Hundreds of people slept on a motorway near Edirne in north-western Turkey, after Turkish police stopped them from crossing the border into Greece on Friday evening.

‘People smuggling’
Croatia says some border crossings remain open but that it has been forced to close others because of the sheer volume of migrants.

It says the weight of numbers – particularly since Hungary sealed its border with Serbia – means its only option is to allow the migrants to pass through, and has called for a unified EU response.

“There has not been an agreement with Hungary,” Mr Milanovic told reporters.

“We forced them, by sending people up there. And we’ll keep doing it,” he said in the north-eastern town of Beli Manastir, from where buses and trains packed with migrants were sent north to Hungary on Friday.

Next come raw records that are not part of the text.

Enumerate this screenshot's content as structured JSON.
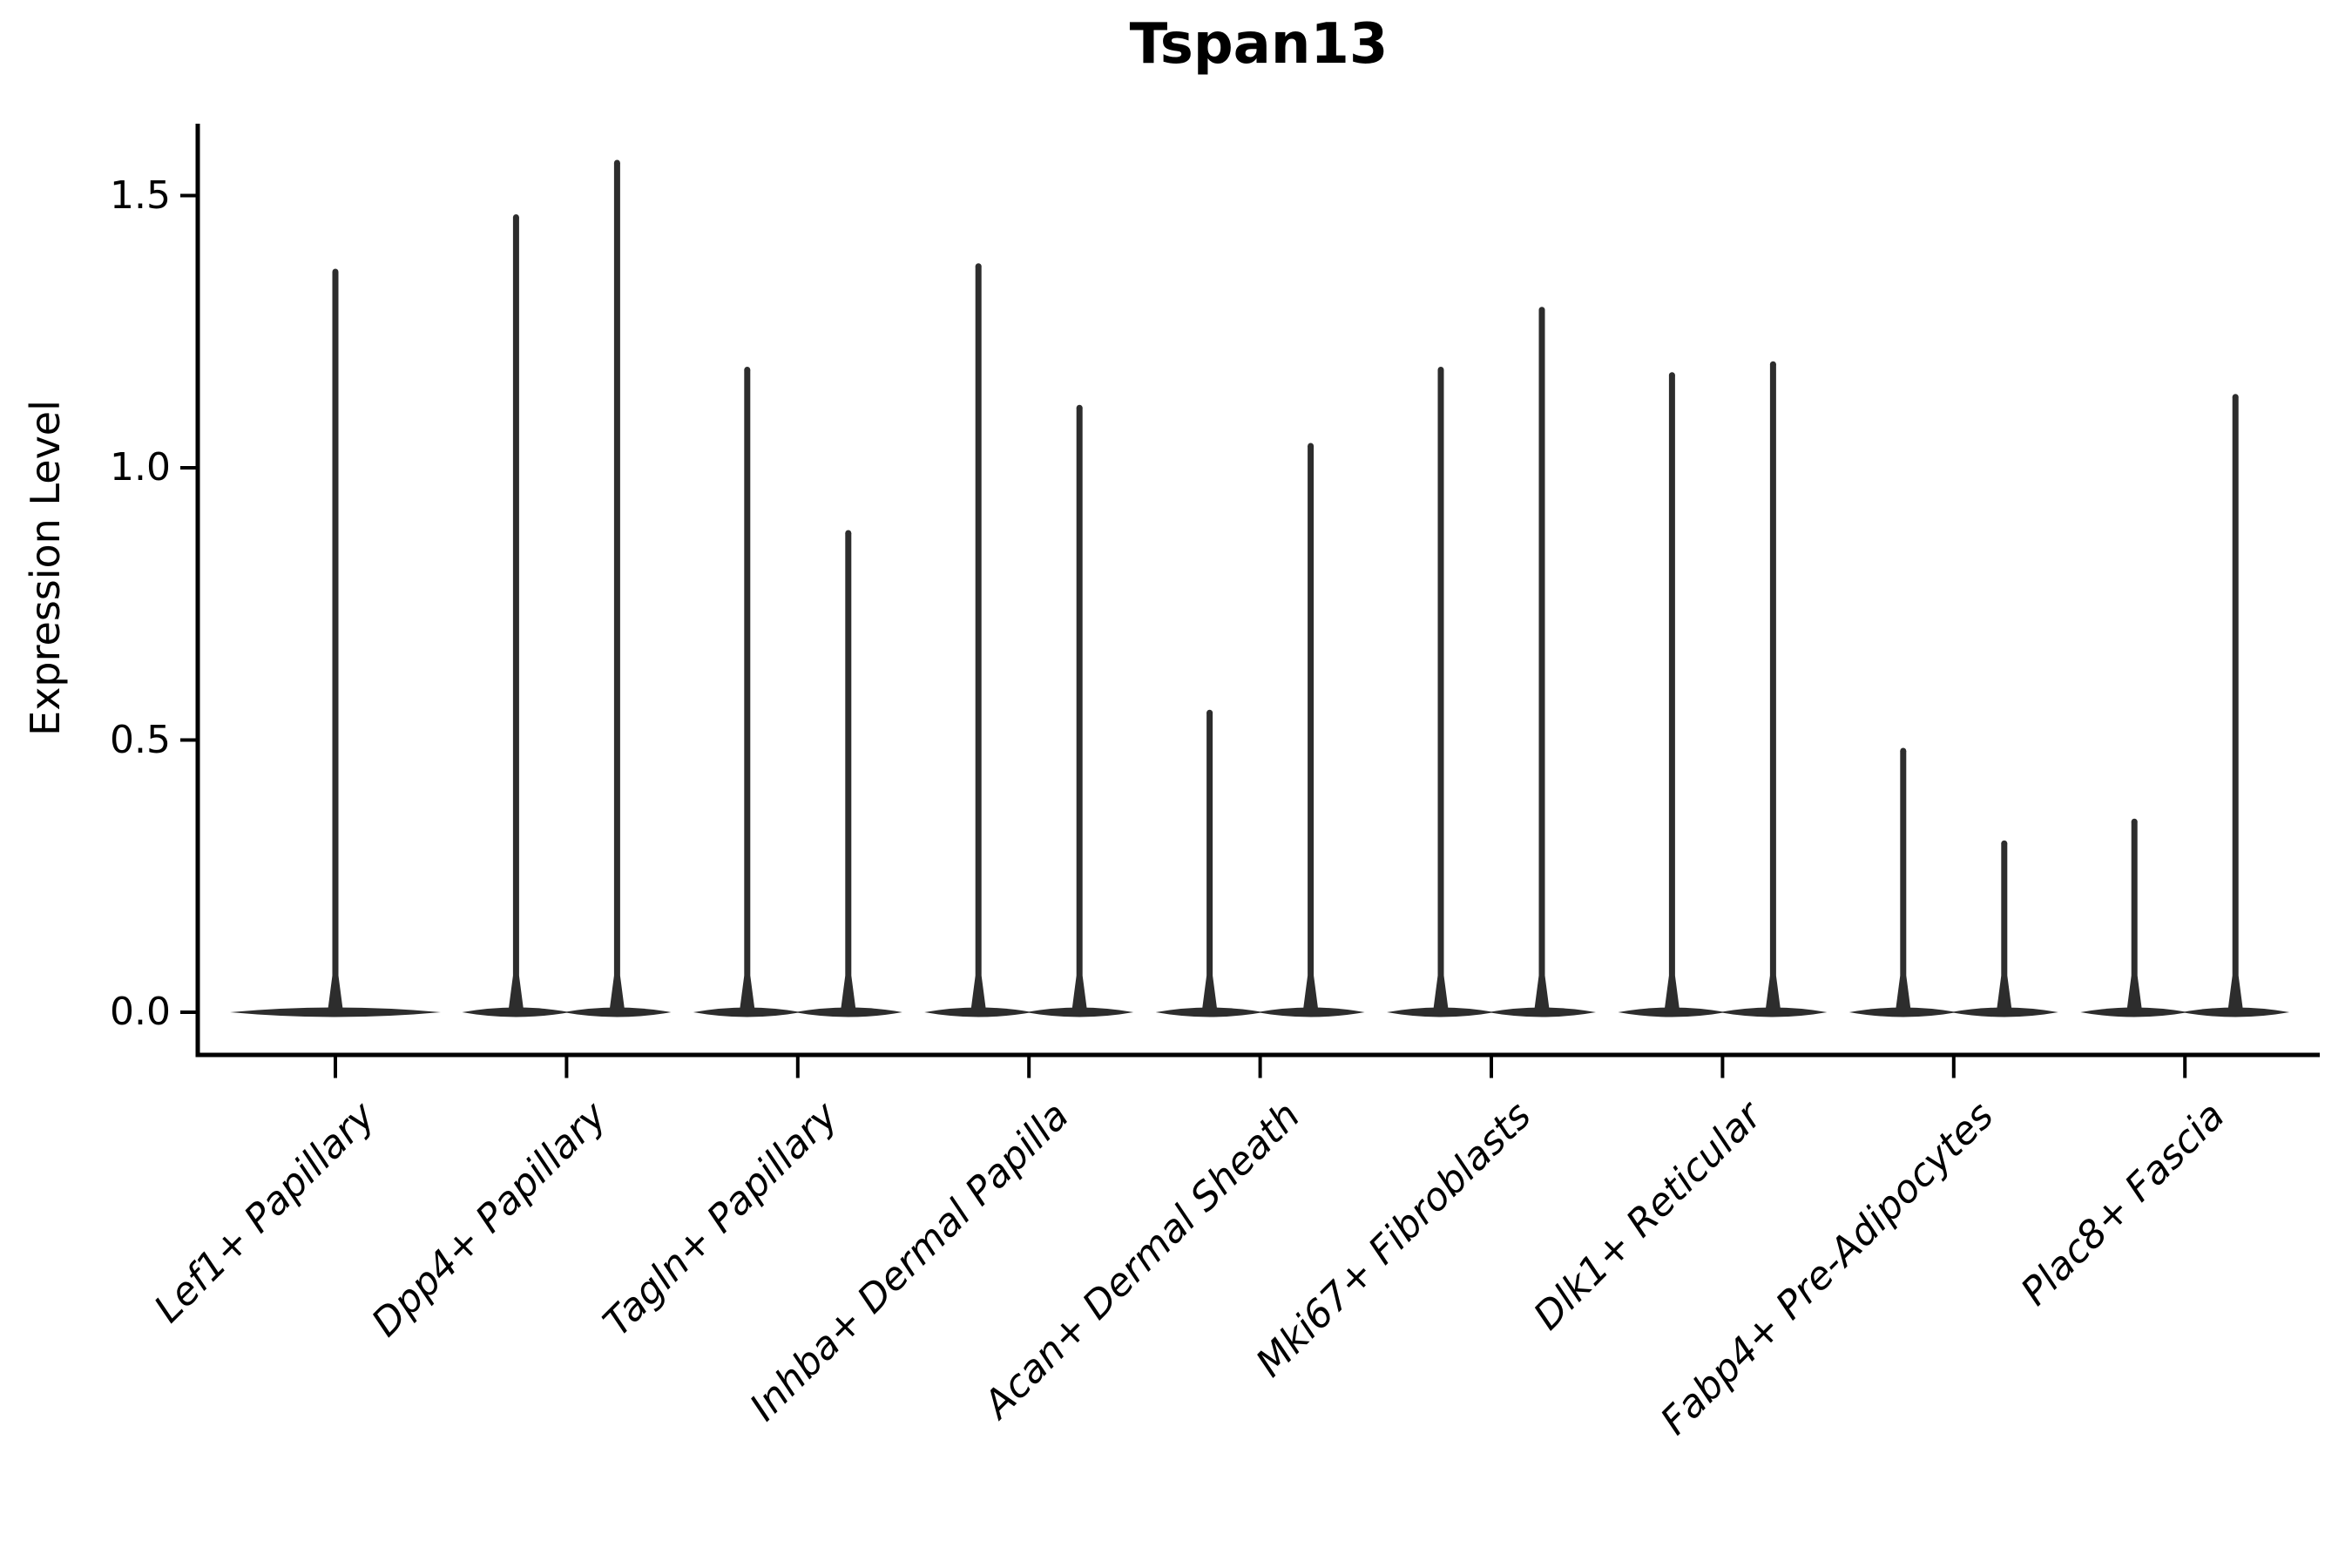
{
  "title": "Tspan13",
  "chart_data": {
    "type": "violin",
    "title": "Tspan13",
    "ylabel": "Expression Level",
    "xlabel": "",
    "ytick_labels": [
      "0.0",
      "0.5",
      "1.0",
      "1.5"
    ],
    "ytick_values": [
      0.0,
      0.5,
      1.0,
      1.5
    ],
    "ylim": [
      -0.08,
      1.63
    ],
    "grid": false,
    "legend": "none",
    "x_tick_rotation_deg": 45,
    "categories": [
      "Lef1+ Papillary",
      "Dpp4+ Papillary",
      "Tagln+ Papillary",
      "Inhba+ Dermal Papilla",
      "Acan+ Dermal Sheath",
      "Mki67+ Fibroblasts",
      "Dlk1+ Reticular",
      "Fabp4+ Pre-Adipocytes",
      "Plac8+ Fascia"
    ],
    "violins": [
      {
        "category": "Lef1+ Papillary",
        "spike_max_values": [
          1.36
        ]
      },
      {
        "category": "Dpp4+ Papillary",
        "spike_max_values": [
          1.46,
          1.56
        ]
      },
      {
        "category": "Tagln+ Papillary",
        "spike_max_values": [
          1.18,
          0.88
        ]
      },
      {
        "category": "Inhba+ Dermal Papilla",
        "spike_max_values": [
          1.37,
          1.11
        ]
      },
      {
        "category": "Acan+ Dermal Sheath",
        "spike_max_values": [
          0.55,
          1.04
        ]
      },
      {
        "category": "Mki67+ Fibroblasts",
        "spike_max_values": [
          1.18,
          1.29
        ]
      },
      {
        "category": "Dlk1+ Reticular",
        "spike_max_values": [
          1.17,
          1.19
        ]
      },
      {
        "category": "Fabp4+ Pre-Adipocytes",
        "spike_max_values": [
          0.48,
          0.31
        ]
      },
      {
        "category": "Plac8+ Fascia",
        "spike_max_values": [
          0.35,
          1.13
        ]
      }
    ],
    "violin_shape_note": "Nearly all density at expression 0: wide flat lens at baseline plus a thin vertical spike reaching the max value",
    "colors": {
      "violin_fill": "#2d2d2d",
      "axis": "#000000",
      "text": "#000000",
      "background": "#ffffff"
    }
  }
}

Mr Milanovic said the migrants “want to leave the country, so this is the only way, for us to let them pass through in a civilised way”.

He also blamed Greece and Turkey for failing to prevent migrants crossing into Europe by sea.

Hungary again lashed out at Croatia on Saturday. Foreign Minister Peter Szijjarto said: “Instead of honestly making provision for the immigrants, it sent them straight to Hungary. What kind of European solidarity is this?”

Hungarian government spokesman Zoltan Kovacs accused Croatia of “intentional participation in people smuggling”.

Slovenia said Croatia had broken the rules of both the EU and the Schengen free movement area.

EU meeting
Hungary has taken a tough line on the migrant influx, and on Saturday called up army reservists to assist.

It enacted tough laws this week after erecting a razor-wire fence along its Serbian border, making it a criminal offence to cross it. It says it will impose the same conditions once the fence along its Croatian border is completed in the next few days.

Asylum seekers want to reach Hungary and Slovenia, which are in the borderless Schengen Area, en route to more prosperous northern European countries – with Germany the favourite destination.

The EU has been strongly criticised for its failure to co-ordinate a response.

Interior ministers will hold an emergency meeting on Tuesday in another attempt to agree on relocating migrants with binding quotas for each state.

The next day, EU leaders will hold an extraordinary summit on migration.